Ainsi, le concept de « rhétorique procédurale » peut être « compris comme l’art de souligner et

d’exprimer des idées par des procédures » (ibid., p.104). Les jeux vidéo seraient, selon Bogost,

adaptés à la « rhétorique procédurale » car « élaborés comme expressions » (Bogost, 2007, p.47) contrairement aux autres logiciels informatiques à l’instar des applications utilitaires notamment. Nous pouvons cependant nous interroger sur une telle affirmation lorsque l’on se réfère à des applications utilitaires dites gamifiées comme l’exemple de Foursquare que nous avons évoqué précédemment (cf. 4.3.).

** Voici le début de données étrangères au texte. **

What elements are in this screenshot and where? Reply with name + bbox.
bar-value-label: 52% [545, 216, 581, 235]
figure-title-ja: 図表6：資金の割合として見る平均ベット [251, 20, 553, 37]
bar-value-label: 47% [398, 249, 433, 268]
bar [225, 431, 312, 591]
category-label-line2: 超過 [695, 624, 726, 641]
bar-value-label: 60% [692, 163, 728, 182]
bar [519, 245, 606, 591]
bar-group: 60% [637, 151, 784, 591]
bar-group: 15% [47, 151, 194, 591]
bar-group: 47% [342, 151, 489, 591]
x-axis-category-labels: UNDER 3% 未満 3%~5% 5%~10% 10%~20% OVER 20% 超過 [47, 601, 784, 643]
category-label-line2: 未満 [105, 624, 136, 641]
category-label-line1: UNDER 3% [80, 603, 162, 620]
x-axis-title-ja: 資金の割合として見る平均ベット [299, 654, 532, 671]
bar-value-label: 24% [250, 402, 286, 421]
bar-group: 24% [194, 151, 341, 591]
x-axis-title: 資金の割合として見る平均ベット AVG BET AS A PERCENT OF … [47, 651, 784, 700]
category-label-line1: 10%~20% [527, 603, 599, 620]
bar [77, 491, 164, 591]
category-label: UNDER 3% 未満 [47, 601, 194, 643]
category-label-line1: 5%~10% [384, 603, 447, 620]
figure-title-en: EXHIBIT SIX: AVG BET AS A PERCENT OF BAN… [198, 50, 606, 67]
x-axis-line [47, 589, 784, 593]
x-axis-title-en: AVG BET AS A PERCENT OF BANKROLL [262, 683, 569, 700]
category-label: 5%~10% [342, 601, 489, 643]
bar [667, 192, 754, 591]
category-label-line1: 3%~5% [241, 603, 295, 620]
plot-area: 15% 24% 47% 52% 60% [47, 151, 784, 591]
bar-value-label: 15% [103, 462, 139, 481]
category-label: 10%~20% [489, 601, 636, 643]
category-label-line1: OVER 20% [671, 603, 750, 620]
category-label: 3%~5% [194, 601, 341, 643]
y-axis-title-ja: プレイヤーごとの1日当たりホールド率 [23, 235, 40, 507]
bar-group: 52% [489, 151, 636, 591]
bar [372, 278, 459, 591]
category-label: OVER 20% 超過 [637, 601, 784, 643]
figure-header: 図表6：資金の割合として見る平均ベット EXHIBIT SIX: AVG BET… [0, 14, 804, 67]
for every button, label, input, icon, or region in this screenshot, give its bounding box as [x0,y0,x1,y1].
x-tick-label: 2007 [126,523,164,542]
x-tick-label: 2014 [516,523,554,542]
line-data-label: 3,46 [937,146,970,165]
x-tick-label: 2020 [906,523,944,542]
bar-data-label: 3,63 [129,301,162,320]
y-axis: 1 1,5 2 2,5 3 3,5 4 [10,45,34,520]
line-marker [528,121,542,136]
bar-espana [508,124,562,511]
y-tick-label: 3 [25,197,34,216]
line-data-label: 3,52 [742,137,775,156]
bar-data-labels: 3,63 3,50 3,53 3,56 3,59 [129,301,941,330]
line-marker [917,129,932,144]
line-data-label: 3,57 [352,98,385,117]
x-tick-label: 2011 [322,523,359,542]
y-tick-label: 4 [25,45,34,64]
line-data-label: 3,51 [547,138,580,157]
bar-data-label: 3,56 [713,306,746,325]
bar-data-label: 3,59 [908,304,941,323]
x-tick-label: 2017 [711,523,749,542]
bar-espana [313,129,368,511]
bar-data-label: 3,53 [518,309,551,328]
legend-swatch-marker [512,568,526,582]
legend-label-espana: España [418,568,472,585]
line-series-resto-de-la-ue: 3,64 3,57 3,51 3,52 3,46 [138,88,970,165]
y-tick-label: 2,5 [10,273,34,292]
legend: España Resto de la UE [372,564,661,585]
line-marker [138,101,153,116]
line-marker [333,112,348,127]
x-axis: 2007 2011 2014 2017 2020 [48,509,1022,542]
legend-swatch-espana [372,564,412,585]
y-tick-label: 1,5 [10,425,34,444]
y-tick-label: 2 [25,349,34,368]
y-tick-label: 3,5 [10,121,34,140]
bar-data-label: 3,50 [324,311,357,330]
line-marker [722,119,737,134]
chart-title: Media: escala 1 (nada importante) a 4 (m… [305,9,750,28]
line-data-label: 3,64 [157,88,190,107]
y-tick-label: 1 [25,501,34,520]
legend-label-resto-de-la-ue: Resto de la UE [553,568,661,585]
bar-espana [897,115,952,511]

Avec l’approche de « rhétorique procédurale », nous retrouvons donc une approche basée sur des Mechanics. Cependant, il nous faut nous rappeler le débat entre narratologues et ludologues que nous avons évoqué par l’intermédiaire de Triclot précédemment (cf. 1.8.). De ce fait, si Bogost présente son approche de rhétorique procédurale, il convient de se rappeler qu’il était plutôt dans le camp des ludologues. Nous pouvons donc élargir notre exploration en prenant en compte les approches narratives qui ne sont pas nécessairement portées par des règles, si l’on pense par exemple aux cinématiques que l’on retrouve dans certains titres vidéoludiques. Cela convoque donc la composante « Theme » si l’on se réfère aux ingrédients de gameplay de Brathwaite et Schreiber ou de manière plus large à la composante fictionnelle reliée au concept d’ethos ludique subjectif de Genvo.